Eating During Pregnancy (Part 2)

Drink Lots of Water

Your fluid needs increase during pregnancy, partly to keep pace with your burgeoning blood supply, most of which is water. Plain old H2O is your best bet for keeping up with the demand. Water also cools your body, moves nutrients and waste, prevents constipation, and provides a cushion for your baby. Drink at least eight 8-ounce cups of fluid a day.

A cup a day of coffee or other caffeinated beverages won’t hurt the baby, but it may dehydrate you. To find out whether you’re getting adequate fluids, check your urine: If it’s light yellow or clear, you’re drinking enough; if it’s dark yellow, drink more.

VERY IMPORTANT:   THE INSTANCE WHERE YOU DO NOT ELIMINATE SODIUM…PREGNANCY.

Also, because the kidneys excrete salt actively during pregnancy, be sure to include a moderate amount of sodium in your diet, says Copel. Not consuming enough salt during pregnancy may actually predispose you to high blood pressure, and a lack of iodine can cause a form of mental retardation called cretinism in your child. Include some foods that contain sodium.

Double Up On Iron.

Iron helps produce hemoglobin (the part of the red blood cell that carries oxygen from the lungs to the tissues), which is vital to your baby’s growth. In your last trimester, the baby builds up iron reserves to last for four to six months after birth, until she starts eating iron-rich solid foods. “Fetuses are efficient parasites,” says Joshua A. Copel, M.D., a professor of obstetrics and gynecology and section chief of maternal fetal medicine at the Yale University School of Medicine. “If there’s not enough iron, the one who ends up deficient is the mother.”

A pregnant woman needs 30 milligrams (mg) of iron daily; many prenatal supplements meet this amount. Still, aim to eat iron-rich foods, such as meat, poultry, seafood, spinach, and potatoes with the skin. Increase your body’s iron absorption by eating vitamin C-rich foods (such as broccoli, peppers, or tomatoes) at the same time. Avoid coffee and tea with meals; they inhibit iron absorption. One downside: Iron may lead to constipation. For relief, eat high-fiber foods, such as fruits and vegetables.

Bone Up On Calcium

It builds your baby’s bones and teeth. If there’s not enough in your diet, the fetus will draw calcium from your bones, putting you at risk for osteoporosis later in life. You need a minimum of 1,000 mg a day.

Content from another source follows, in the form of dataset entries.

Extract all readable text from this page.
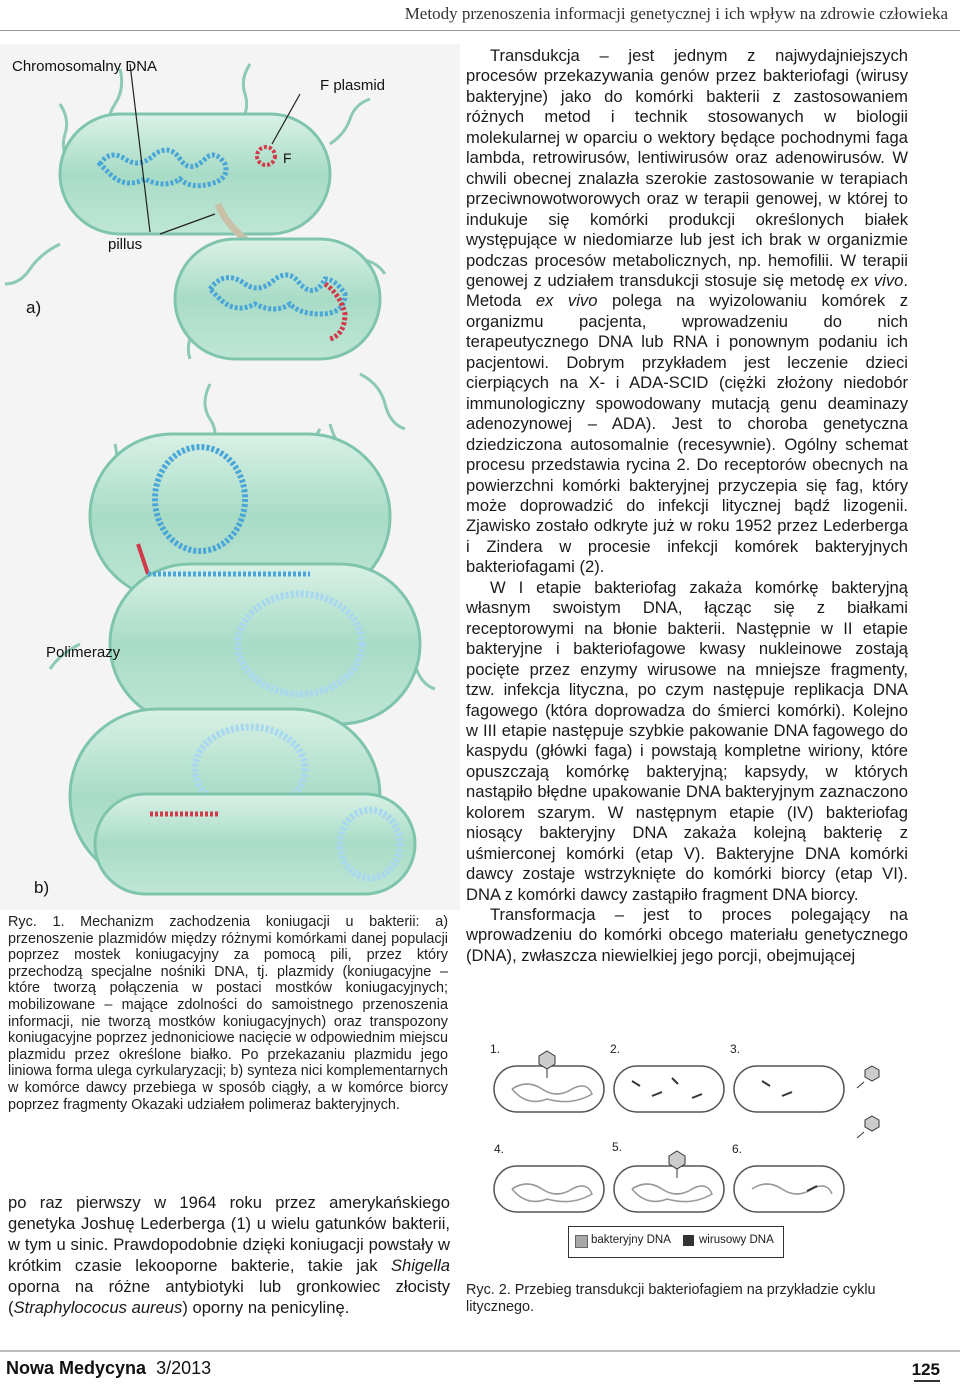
Metody przenoszenia informacji genetycznej i ich wpływ na zdrowie człowieka
Chromosomalny DNA
F plasmid
F
pillus
a)
Polimerazy
b)
Ryc. 1. Mechanizm zachodzenia koniugacji u bakterii: a) przenoszenie plazmidów między różnymi komórkami danej populacji poprzez mostek koniugacyjny za pomocą pili, przez który przechodzą specjalne nośniki DNA, tj. plazmidy (koniugacyjne – które tworzą połączenia w postaci mostków koniugacyjnych; mobilizowane – mające zdolności do samoistnego przenoszenia informacji, nie tworzą mostków koniugacyjnych) oraz transpozony koniugacyjne poprzez jednoniciowe nacięcie w odpowiednim miejscu plazmidu przez określone białko. Po przekazaniu plazmidu jego liniowa forma ulega cyrkularyzacji; b) synteza nici komplementarnych w komórce dawcy przebiega w sposób ciągły, a w komórce biorcy poprzez fragmenty Okazaki udziałem polimeraz bakteryjnych.
po raz pierwszy w 1964 roku przez amerykańskiego genetyka Joshuę Lederberga (1) u wielu gatunków bakterii, w tym u sinic. Prawdopodobnie dzięki koniugacji powstały w krótkim czasie lekooporne bakterie, takie jak Shigella oporna na różne antybiotyki lub gronkowiec złocisty (Straphylococus aureus) oporny na penicylinę.

Transdukcja – jest jednym z najwydajniejszych procesów przekazywania genów przez bakteriofagi (wirusy bakteryjne) jako do komórki bakterii z zastosowaniem różnych metod i technik stosowanych w biologii molekularnej w oparciu o wektory będące pochodnymi faga lambda, retrowirusów, lentiwirusów oraz adenowirusów. W chwili obecnej znalazła szerokie zastosowanie w terapiach przeciwnowotworowych oraz w terapii genowej, w której to indukuje się komórki produkcji określonych białek występujące w niedomiarze lub jest ich brak w organizmie podczas procesów metabolicznych, np. hemofilii. W terapii genowej z udziałem transdukcji stosuje się metodę ex vivo. Metoda ex vivo polega na wyizolowaniu komórek z organizmu pacjenta, wprowadzeniu do nich terapeutycznego DNA lub RNA i ponownym podaniu ich pacjentowi. Dobrym przykładem jest leczenie dzieci cierpiących na X- i ADA-SCID (ciężki złożony niedobór immunologiczny spowodowany mutacją genu deaminazy adenozynowej – ADA). Jest to choroba genetyczna dziedziczona autosomalnie (recesywnie). Ogólny schemat procesu przedstawia rycina 2. Do receptorów obecnych na powierzchni komórki bakteryjnej przyczepia się fag, który może doprowadzić do infekcji litycznej bądź lizogenii. Zjawisko zostało odkryte już w roku 1952 przez Lederberga i Zindera w procesie infekcji komórek bakteryjnych bakteriofagami (2).

W I etapie bakteriofag zakaża komórkę bakteryjną własnym swoistym DNA, łącząc się z białkami receptorowymi na błonie bakterii. Następnie w II etapie bakteryjne i bakteriofagowe kwasy nukleinowe zostają pocięte przez enzymy wirusowe na mniejsze fragmenty, tzw. infekcja lityczna, po czym następuje replikacja DNA fagowego (która doprowadza do śmierci komórki). Kolejno w III etapie następuje szybkie pakowanie DNA fagowego do kaspydu (główki faga) i powstają kompletne wiriony, które opuszczają komórkę bakteryjną; kapsydy, w których nastąpiło błędne upakowanie DNA bakteryjnym zaznaczono kolorem szarym. W następnym etapie (IV) bakteriofag niosący bakteryjny DNA zakaża kolejną bakterię z uśmierconej komórki (etap V). Bakteryjne DNA komórki dawcy zostaje wstrzyknięte do komórki biorcy (etap VI). DNA z komórki dawcy zastąpiło fragment DNA biorcy.

Transformacja – jest to proces polegający na wprowadzeniu do komórki obcego materiału genetycznego (DNA), zwłaszcza niewielkiej jego porcji, obejmującej

1.	2.	3.
4.	5.	6.
bakteryjny DNA wirusowy DNA
Ryc. 2. Przebieg transdukcji bakteriofagiem na przykładzie cyklu litycznego.
Nowa Medycyna 3/2013	125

Low-fat or nonfat milk is a great source (about 300 mg per serving), but there are many calcium-rich nondairy alternatives: calcium-fortified salmon (with the bones); and dark-green, leafy vegetables. If your doctor recommends taking a calcium supplement, steer clear of those made from bone meal or oyster shells, since they can contain dangerous levels of lead or other pollutants, and those with added vitamin D, an excess of which can harm the fetus. If you take both calcium and iron supplements, do so at different times of day, because they can interfere with each other’s absorption.

Beware the Bacteria Bearers

During pregnancy, avoid soft cheeses, such as Brie, Camembert, blue, and feta. They may harbor Listeria monocytogenes bacteria, which can lead to dangerous form of food poisoning called listeriosis. Pregnant women are about 20 times more likely than other adults to get listeriosis, which can cause miscarriage, premature delivery, stillbirth, and newborn infections. Also taboo: raw or undercooked meat, poultry, seafood, and eggs, as well as unpasteurized milk and juice. All can pass along food-borne illness.

Finally, be sure to store, handle and prepare foods properly; wash utensils, cutting boards and your hands thoroughly with soap and water; and replace your sponges and dishcloths frequently.